After reading Green Eggs and Ham for the 3,823rd time, children’s books can start to grate on you. (No offense to Dr. Seuss.) Thankfully, many of today’s children’s books are ones that the entire family can enjoy, and some of them even take on topics that hold a fond place in parents’ hearts.
One such book is Hip-Hop Alphabet by Howie Abrams. It introduces kids to the hip-hop musical genre and the culture behind it. The book is fun, but it’s also a bit of educational history.
“History?” you ask? “How can hip-hop possibly be categorized as history?” This may make you feel old, but hip-hop music has officially been around for 44 years now. We’ll let that sink in for a moment before moving on.
Abrams teamed up with famed Brooklyn graffiti artist Michael “Kaves” McLeer, who provides the illustrations for each letter in the book. From the colorful street art to the graffiti supplies, the world of graffiti is an integral part of hip-hop culture, making the illustration style perfectly fitting.
The ABCs of Hip-Hop Culture
In each section, McLeer takes a letter and illustrates it as only a talented street artist could.

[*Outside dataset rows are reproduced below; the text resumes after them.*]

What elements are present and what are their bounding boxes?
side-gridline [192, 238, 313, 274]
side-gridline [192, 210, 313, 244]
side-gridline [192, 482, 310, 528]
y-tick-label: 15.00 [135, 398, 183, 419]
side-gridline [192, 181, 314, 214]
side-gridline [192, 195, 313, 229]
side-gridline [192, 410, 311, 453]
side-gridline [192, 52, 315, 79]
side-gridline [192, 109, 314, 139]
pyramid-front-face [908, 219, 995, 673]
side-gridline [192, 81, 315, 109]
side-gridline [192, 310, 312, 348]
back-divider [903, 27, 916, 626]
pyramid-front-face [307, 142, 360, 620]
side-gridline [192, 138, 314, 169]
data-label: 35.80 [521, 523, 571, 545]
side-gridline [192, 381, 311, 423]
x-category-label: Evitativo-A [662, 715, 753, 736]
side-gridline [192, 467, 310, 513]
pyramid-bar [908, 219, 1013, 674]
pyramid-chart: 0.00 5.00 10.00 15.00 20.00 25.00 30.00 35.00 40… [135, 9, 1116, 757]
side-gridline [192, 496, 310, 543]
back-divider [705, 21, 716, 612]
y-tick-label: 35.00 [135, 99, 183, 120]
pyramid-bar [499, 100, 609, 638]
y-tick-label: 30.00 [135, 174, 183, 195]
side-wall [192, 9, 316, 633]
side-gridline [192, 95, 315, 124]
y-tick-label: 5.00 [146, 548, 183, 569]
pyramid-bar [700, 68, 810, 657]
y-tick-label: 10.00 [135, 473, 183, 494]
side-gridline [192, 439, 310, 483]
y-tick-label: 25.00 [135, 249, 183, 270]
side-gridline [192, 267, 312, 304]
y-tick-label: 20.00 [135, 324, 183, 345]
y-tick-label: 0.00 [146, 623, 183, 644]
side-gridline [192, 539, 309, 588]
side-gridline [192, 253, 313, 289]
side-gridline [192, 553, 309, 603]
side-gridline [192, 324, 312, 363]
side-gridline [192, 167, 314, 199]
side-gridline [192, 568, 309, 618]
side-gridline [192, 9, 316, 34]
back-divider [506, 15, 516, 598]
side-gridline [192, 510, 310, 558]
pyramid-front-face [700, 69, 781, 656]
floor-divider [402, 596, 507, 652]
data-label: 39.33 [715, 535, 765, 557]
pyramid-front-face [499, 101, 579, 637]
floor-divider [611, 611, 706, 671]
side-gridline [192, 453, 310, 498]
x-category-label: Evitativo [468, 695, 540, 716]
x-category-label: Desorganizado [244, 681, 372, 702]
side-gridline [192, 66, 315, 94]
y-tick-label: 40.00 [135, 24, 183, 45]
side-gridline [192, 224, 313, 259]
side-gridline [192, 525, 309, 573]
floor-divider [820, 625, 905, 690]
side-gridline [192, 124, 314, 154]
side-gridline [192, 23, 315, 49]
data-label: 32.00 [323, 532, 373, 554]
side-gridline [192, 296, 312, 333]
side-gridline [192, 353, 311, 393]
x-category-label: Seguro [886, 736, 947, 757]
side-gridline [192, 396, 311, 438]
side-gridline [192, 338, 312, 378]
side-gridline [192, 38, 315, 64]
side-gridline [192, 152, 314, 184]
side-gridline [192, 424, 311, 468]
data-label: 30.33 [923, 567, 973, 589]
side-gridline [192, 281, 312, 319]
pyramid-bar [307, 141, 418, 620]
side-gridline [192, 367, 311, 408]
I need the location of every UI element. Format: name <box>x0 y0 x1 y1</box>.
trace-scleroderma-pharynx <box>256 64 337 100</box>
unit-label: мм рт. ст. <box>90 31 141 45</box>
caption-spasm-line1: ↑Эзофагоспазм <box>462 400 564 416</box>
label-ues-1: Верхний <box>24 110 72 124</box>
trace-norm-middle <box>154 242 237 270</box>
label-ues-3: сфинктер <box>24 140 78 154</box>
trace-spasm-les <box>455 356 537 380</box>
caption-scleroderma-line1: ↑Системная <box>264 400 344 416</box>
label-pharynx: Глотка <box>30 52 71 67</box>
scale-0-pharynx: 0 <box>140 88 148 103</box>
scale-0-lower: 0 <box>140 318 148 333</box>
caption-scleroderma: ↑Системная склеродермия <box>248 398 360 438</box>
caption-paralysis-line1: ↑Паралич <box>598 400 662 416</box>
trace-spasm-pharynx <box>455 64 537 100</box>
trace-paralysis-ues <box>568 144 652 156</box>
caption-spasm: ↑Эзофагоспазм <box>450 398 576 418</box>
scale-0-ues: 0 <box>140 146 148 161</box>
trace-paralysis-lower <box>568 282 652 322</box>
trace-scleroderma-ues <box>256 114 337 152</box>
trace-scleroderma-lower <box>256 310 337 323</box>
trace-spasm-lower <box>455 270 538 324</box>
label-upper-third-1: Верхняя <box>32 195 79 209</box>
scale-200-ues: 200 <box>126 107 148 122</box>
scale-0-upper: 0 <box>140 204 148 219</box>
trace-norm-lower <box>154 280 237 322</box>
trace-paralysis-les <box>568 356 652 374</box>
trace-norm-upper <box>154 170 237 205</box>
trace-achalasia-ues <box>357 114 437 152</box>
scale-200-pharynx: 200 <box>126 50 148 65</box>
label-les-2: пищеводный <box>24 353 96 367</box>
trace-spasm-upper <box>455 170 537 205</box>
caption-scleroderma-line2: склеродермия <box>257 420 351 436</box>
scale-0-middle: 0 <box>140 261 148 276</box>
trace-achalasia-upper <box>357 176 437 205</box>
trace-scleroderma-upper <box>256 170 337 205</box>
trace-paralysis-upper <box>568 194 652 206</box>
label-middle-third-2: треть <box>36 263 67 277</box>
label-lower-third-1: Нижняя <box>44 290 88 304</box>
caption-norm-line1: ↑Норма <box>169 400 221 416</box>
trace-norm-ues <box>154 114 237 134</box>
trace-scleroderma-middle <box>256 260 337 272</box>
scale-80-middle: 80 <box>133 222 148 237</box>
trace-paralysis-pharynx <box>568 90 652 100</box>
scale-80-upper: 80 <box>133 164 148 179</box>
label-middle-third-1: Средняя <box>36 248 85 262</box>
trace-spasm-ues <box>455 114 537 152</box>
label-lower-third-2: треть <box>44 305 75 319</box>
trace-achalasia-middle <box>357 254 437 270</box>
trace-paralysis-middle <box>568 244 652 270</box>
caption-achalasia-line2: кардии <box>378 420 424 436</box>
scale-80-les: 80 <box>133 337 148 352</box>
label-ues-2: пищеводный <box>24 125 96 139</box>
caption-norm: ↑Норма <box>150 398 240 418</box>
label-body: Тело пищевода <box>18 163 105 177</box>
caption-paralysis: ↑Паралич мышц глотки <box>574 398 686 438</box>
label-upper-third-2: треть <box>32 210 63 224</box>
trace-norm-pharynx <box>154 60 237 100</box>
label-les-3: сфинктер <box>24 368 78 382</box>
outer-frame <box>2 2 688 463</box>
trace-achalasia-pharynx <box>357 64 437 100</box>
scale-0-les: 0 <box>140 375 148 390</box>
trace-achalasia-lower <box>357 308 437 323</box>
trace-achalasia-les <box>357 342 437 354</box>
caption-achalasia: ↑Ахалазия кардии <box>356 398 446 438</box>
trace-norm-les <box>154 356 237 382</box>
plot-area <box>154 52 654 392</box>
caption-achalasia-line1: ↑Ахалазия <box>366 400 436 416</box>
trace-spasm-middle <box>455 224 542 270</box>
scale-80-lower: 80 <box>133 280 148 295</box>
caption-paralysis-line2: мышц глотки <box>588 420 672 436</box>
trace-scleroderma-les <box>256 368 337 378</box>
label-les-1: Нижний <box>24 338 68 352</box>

The “J” section covers “Jay-Z,” and “R” is for “Run DMC,” naturally. In addition to the vibrant illustrations, each section discusses the history and accomplishments of the musical groups and rappers that are featured.
Speaking of Run DMC, Abrams got Darryl “DMC” Daniels from the group to sign on to write the forward for the book. He was the first choice to write the intro and Abrams and McLeer were ecstatic when he agreed. He describes how the book combines two art forms – hip-hop and graffiti – and presents them in a way that kids can appreciate and understand.
A Book for a Good Cause
In addition to providing fun reading for parents and an educational adventure for kids, Hip-Hop Alphabet is raising money for a wonderful cause. A percentage of its proceeds will be donated to the Jam Master Jay Foundation for Music. Created by Jam Master Jay’s wife and a few of his close friends, the foundation seeks to provide all children equal access to the arts, regardless of their socioeconomic background.
A book that features amazing street art illustrations and discusses Tupac, Biggie, and OutKast? I think we may have outgrown Dr. Seuss for good!